CASHEW CRUNCH SHREDDED BRUSSELS SPROUTS SALAD #VEGAN #SALAD
Scrumptious cashew crunch destroyed brussels grows plate of mixed greens hurled in a delightful sesame ginger dressing. This simple vegetarian plate of mixed greens formula is stacked with brilliant veggies and bested with crunchy simmered cashews and toasted almonds. Incredible for feast prep, gatherings and potlucks!
The other week I surveyed the AK Facebook bunch on what sort of plans you needed to see on the blog. A couple of well known call-outs included: simple meals! snappy snacks! veggie-pressed dinners! more cake plans! (so essentially everything, ha.)
As I work my way into growing increasingly content for summer, I'm totally remembering your solicitations, yet in addition attempting to remain consistent with what Ambitious Kitchen speaks to: a solid formula and health site that moves you all through the kitchen through plans, stories and network.
Also, today I have another tasty formula for you to attempt.
I previously made this destroyed brussels grows serving of mixed greens for supper half a month prior following two or three evenings of liberal dinners out. It was on one of those days where you wind up totally longing for a major green serving of mixed greens, or pretty much anything pressed with veggies.
This destroyed brussels grows serving of mixed greens was my answer as I had the option to utilize pretty much every outstanding veggie that had been prowling in my refrigerator.

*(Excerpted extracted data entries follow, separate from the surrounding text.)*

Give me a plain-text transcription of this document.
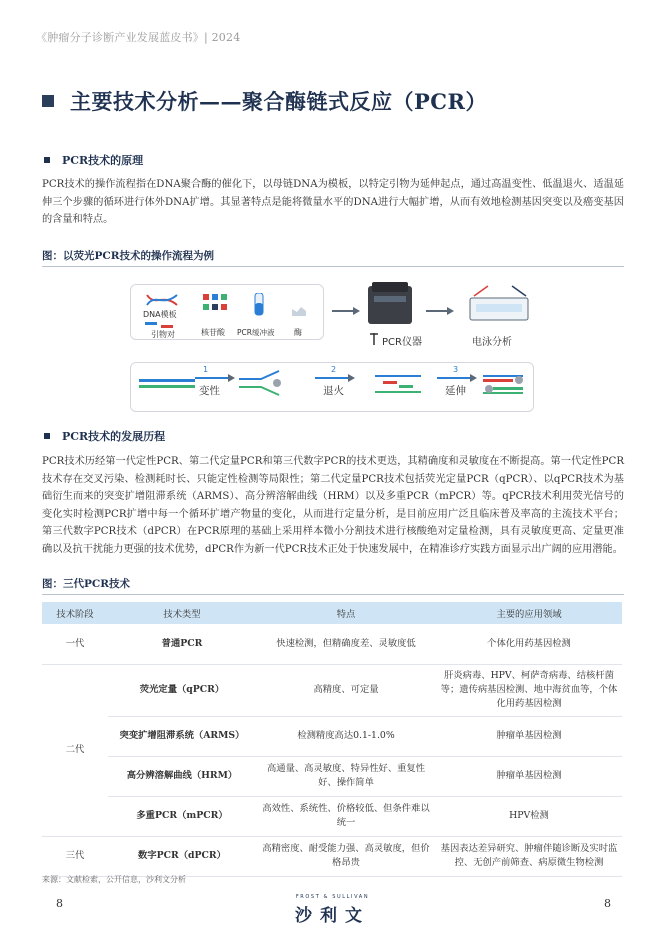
《肿瘤分子诊断产业发展蓝皮书》| 2024
主要技术分析——聚合酶链式反应（PCR）
PCR技术的原理
PCR技术的操作流程指在DNA聚合酶的催化下，以母链DNA为模板，以特定引物为延伸起点，通过高温变性、低温退火、适温延伸三个步骤的循环进行体外DNA扩增。其显著特点是能将微量水平的DNA进行大幅扩增，从而有效地检测基因突变以及癌变基因的含量和特点。
图：以荧光PCR技术的操作流程为例
DNA模板
引物对	核苷酸 PCR缓冲液 酶
PCR仪器	电泳分析
1
变性
2
退火
3
延伸
PCR技术的发展历程
PCR技术历经第一代定性PCR、第二代定量PCR和第三代数字PCR的技术更迭，其精确度和灵敏度在不断提高。第一代定性PCR技术存在交叉污染、检测耗时长、只能定性检测等局限性；第二代定量PCR技术包括荧光定量PCR（qPCR）、以qPCR技术为基础衍生而来的突变扩增阻滞系统（ARMS）、高分辨溶解曲线（HRM）以及多重PCR（mPCR）等。qPCR技术利用荧光信号的变化实时检测PCR扩增中每一个循环扩增产物量的变化，从而进行定量分析，是目前应用广泛且临床普及率高的主流技术平台；第三代数字PCR技术（dPCR）在PCR原理的基础上采用样本微小分割技术进行核酸绝对定量检测，具有灵敏度更高、定量更准确以及抗干扰能力更强的技术优势，dPCR作为新一代PCR技术正处于快速发展中，在精准诊疗实践方面显示出广阔的应用潜能。
图：三代PCR技术
技术阶段	技术类型	特点	主要的应用领域
一代	普通PCR	快速检测，但精确度差、灵敏度低	个体化用药基因检测
二代	荧光定量（qPCR）	高精度、可定量	肝炎病毒、HPV、柯萨奇病毒、结核杆菌等；遗传病基因检测、地中海贫血等，个体化用药基因检测
	突变扩增阻滞系统（ARMS）	检测精度高达0.1-1.0%	肿瘤单基因检测
	高分辨溶解曲线（HRM）	高通量、高灵敏度、特异性好、重复性好、操作简单	肿瘤单基因检测
	多重PCR（mPCR）	高效性、系统性、价格较低、但条件难以统一	HPV检测
三代	数字PCR（dPCR）	高精密度、耐受能力强、高灵敏度，但价格昂贵	基因表达差异研究、肿瘤伴随诊断及实时监控、无创产前筛查、病原微生物检测
来源：文献检索，公开信息，沙利文分析
8	FROST & SULLIVAN
沙利文
8
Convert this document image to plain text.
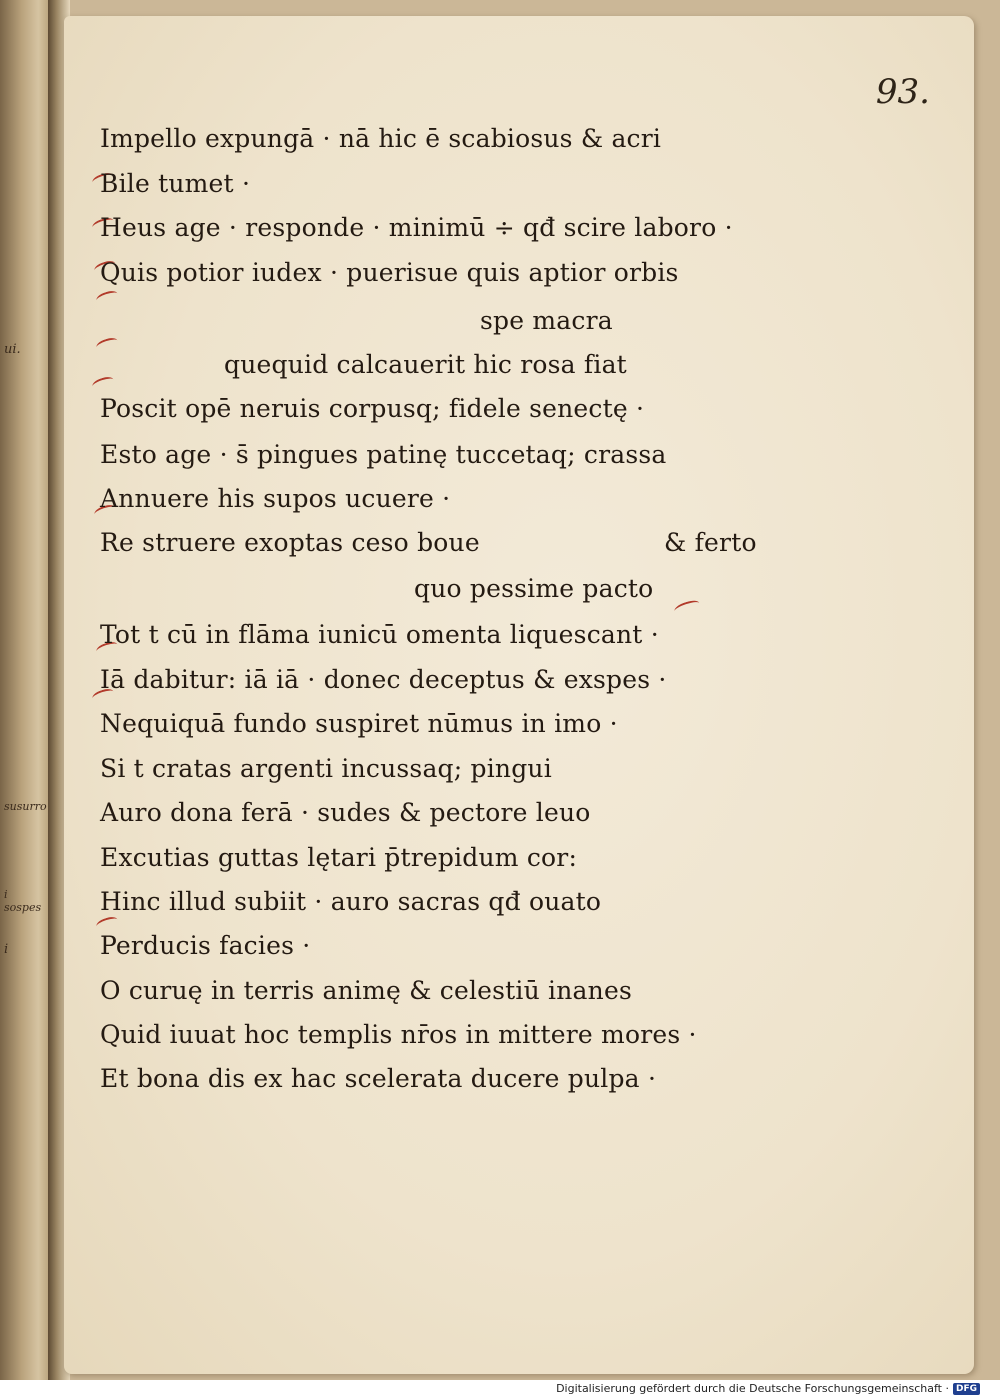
ui.
susurro
i sospes
i
93.
Impello expungā · nā hic ē scabiosus & acri
Bile tumet ·
Heus age · responde · minimū ÷ qđ scire laboro ·
Quis potior iudex · puerisue quis aptior orbis
spe macra
quequid calcauerit hic rosa fiat
Poscit opē neruis corpusq; fidele senectę ·
Esto age · s̄ pingues patinę tuccetaq; crassa
Annuere his supos ucuere ·
Re struere exoptas ceso boue	& ferto
quo pessime pacto
Tot t cū in flāma iunicū omenta liquescant ·
Iā dabitur: iā iā · donec deceptus & exspes ·
Nequiquā fundo suspiret nūmus in imo ·
Si t cratas argenti incussaq; pingui
Auro dona ferā · sudes & pectore leuo
Excutias guttas lętari p̄trepidum cor:
Hinc illud subiit · auro sacras qđ ouato
Perducis facies ·
O curuę in terris animę & celestiū inanes
Quid iuuat hoc templis nr̄os in mittere mores ·
Et bona dis ex hac scelerata ducere pulpa ·
Digitalisierung gefördert durch die Deutsche Forschungsgemeinschaft · DFG
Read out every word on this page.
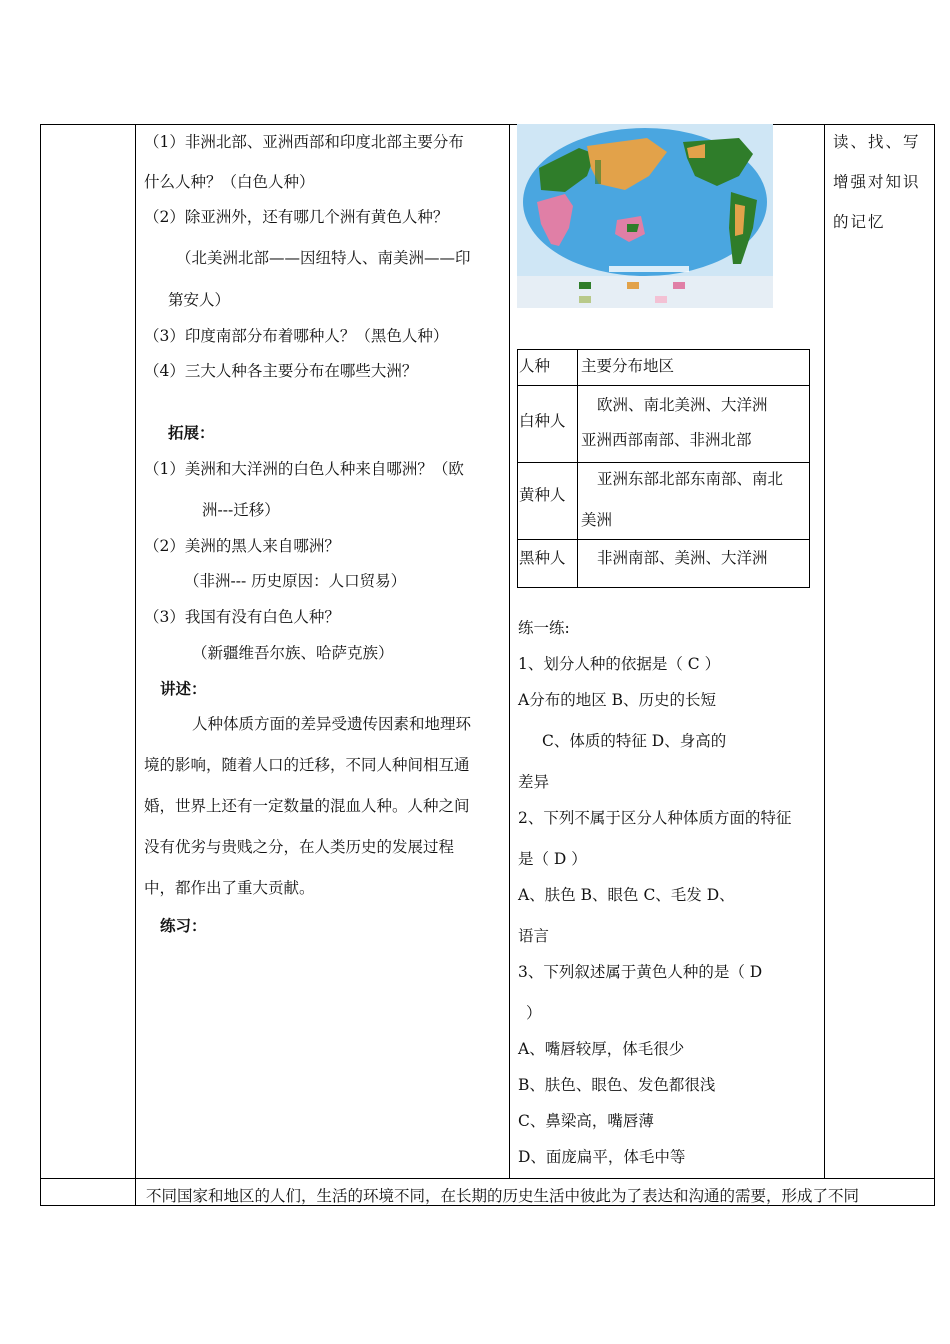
（1）非洲北部、亚洲西部和印度北部主要分布
什么人种？（白色人种）
（2）除亚洲外，还有哪几个洲有黄色人种？
（北美洲北部——因纽特人、南美洲——印
第安人）
（3）印度南部分布着哪种人？（黑色人种）
（4）三大人种各主要分布在哪些大洲？
拓展：
（1）美洲和大洋洲的白色人种来自哪洲？（欧
洲---迁移）
（2）美洲的黑人来自哪洲？
（非洲--- 历史原因：人口贸易）
（3）我国有没有白色人种？
（新疆维吾尔族、哈萨克族）
讲述：
人种体质方面的差异受遗传因素和地理环
境的影响，随着人口的迁移，不同人种间相互通
婚，世界上还有一定数量的混血人种。人种之间
没有优劣与贵贱之分，在人类历史的发展过程
中，都作出了重大贡献。
练习：
人种 主要分布地区
白种人
欧洲、南北美洲、大洋洲
亚洲西部南部、非洲北部
黄种人
亚洲东部北部东南部、南北
美洲
黑种人 非洲南部、美洲、大洋洲
练一练:
1、划分人种的依据是（ C ）
A分布的地区 B、历史的长短
C、体质的特征 D、身高的
差异
2、下列不属于区分人种体质方面的特征
是（ D ）
A、肤色 B、眼色 C、毛发 D、
语言
3、下列叙述属于黄色人种的是（ D
）
A、嘴唇较厚，体毛很少
B、肤色、眼色、发色都很浅
C、鼻梁高，嘴唇薄
D、面庞扁平，体毛中等
读、找、写
增强对知识
的记忆
不同国家和地区的人们，生活的环境不同，在长期的历史生活中彼此为了表达和沟通的需要，形成了不同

It was crunchy, filling, delightful and ideal for garnish fish tacos, burgers, or notwithstanding utilizing it as a slaw.
INGREDIENTS
For the salad:
1 pound brussels sprouts, end trimmed and any yellow outer leaves removed
4 cups shredded red cabbage (also known as purple cabbage)
1 ½ cups shredded carrots (from the bag) or carrots cut into small matchsticks*
1 red bell pepper, diced
1 bunch cilantro, chopped
1/2 cup diced green onion
3/4 cup salted roasted cashews
1/2 cup toasted sliced almonds
For the dressing:
2 tablespoons toasted sesame oil
2 tablespoons olive oil
2 tablespoons reduced sodium soy sauce (or coconut aminos if GF)
2-3 tablespoons rice vinegar
1 ½ tablespoons pure maple syrup
2 cloves garlic, finely minced
1 tablespoon freshly minced ginger
Optional if you want a creamy dressing: add 1 tablespoon tahini or cashew butter
To garnish:
Extra cashews and almonds
Green onion
Cilantro
INSTRUCTIONS
- Shave the brussels sprouts by using a food processor with the slicing attachment and pulse until the brussels sprouts are thinly sliced. If you don’t have a food processor, feel free to use a sharp knife to thinly slice.
- Add shaved brussels sprouts to a bowl, along with shredded red cabbage, shredded carrots, red bell pepper, cilantro and green onion. Top with cashews and toasted almonds.
- Make the dressing by whisking together the following in a medium bowl or shaking in a mason jar: sesame oil, olive oil, soy sauce, rice vinegar, maple syrup, garlic and fresh ginger. If you want a creamier dressing, add in a tablespoon of tahini or cashew butter. Drizzle over the salad and use tongs to toss the salad together so that the dressing coats all of the brussels sprouts and cabbage. Garnish salad and enjoy! Serves 4-6.
NOTES
- *we want the carrots to be from the bag or manually cut into matchsticks so that they are a little thicker and retain their crunch.
- How to toast almonds: if you don't want to buy pre-toasted sliced almonds, you can do it yourself! Simply add the almonds to a pan and place over medium heat, stirring occasionally for 2-5 minutes until almonds are slightly golden brown. Remove from heat and allow to cool.
- Feel free to use any flavor of cashews you’d like, regular roasted, curry flavored or even honey are all wonderful options! I personally LOVE honey-roasted and thai curry.
- If you’d like a boost of protein, feel free to add in 1 cup thawed cooked edamame, grilled diced chicken breast or chickpeas.